Até o momento, a Etaf devolveu mais de 68 bilhões de litros de água limpa e mantém o monitoramento de 80 pontos de controle ao longo do Rio Paraopeba. Todo o processo é acompanhado pelos órgãos fiscalizadores do governo de Minas e Auditoria Socioambiental (Aecom).
RECUPERAÇÃO SOCIAL
Com a tragédia, criou-se um clima de receio entre a comunidade de Brumadinho e a mineração. Por isso, o acordo firmado em 2021 prevê também a diversificação econômica do município e região para diminuir a dependência da atividade minerária. Assim, foram propostos programas de fomento do turismo que valorizassem a natureza, artesanato e culinária local. A iniciativa prevê a criação do catálogo “Céu de Montanhas” – que conta com 29 empreendimentos participantes –, assessoria técnica e capacitação.
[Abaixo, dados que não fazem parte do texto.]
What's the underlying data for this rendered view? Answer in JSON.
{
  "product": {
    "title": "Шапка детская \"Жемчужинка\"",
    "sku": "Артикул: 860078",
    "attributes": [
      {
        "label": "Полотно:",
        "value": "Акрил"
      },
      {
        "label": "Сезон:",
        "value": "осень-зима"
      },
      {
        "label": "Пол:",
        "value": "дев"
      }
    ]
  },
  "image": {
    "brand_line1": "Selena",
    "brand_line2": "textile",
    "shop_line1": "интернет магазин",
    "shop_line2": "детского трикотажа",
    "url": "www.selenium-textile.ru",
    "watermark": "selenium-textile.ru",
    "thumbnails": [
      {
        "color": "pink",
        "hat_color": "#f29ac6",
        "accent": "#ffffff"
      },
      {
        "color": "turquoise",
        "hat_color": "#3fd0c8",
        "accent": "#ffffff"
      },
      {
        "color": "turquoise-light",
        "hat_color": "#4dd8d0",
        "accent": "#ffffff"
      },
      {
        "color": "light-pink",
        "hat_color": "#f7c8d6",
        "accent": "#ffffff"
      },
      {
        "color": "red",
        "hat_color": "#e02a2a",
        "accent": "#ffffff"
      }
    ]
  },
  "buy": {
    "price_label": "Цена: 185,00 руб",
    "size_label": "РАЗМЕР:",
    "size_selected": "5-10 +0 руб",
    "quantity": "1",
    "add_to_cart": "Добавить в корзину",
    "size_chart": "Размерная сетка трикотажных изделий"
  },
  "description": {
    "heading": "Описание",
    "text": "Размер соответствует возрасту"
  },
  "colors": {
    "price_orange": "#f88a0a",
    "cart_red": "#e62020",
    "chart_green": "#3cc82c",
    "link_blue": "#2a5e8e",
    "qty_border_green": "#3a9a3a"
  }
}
Já foram construídos e entregues a Praça 25 de Janeiro, o Mercado Central Ipê-Amarelo, o Centro de Cultura e Artesanato Laudelina Marcondes e duas cozinhas comunitárias. Também há previsão de construção de um novo distrito industrial, em uma área de cerca de 1,2 milhão de m². O projeto está em fase de terraplanagem. O investimento previsto é de R$ 170 milhões.
“Fizemos estudos bem específicos focados em atividades econômicas e pilares importantes que poderiam ser utilizados para essa reestruturação econômica do município. O turismo foi uma atividade muito forte e o distrito industrial é um pilar de atividade econômica que vai ajudar no restabelecimento de arrecadação de impostos”, afirma a diretora.
Nayara, presidente da Avabrum, espera que as ações realmente beneficiem a cidade, uma vez que acredita que a Vale irá encerrar as atividades no município no futuro. “O investimento no turismo precisa ser positivo. O forte da cidade, infelizmente, era a Vale, e acredito que ela não fique aqui. Então, o que a gente vai ter para sobreviver é o turismo. Precisamos fomentar essa atividade porque senão, sinceramente, não sei o que que vai ser de Brumadinho”, analisa Nayara.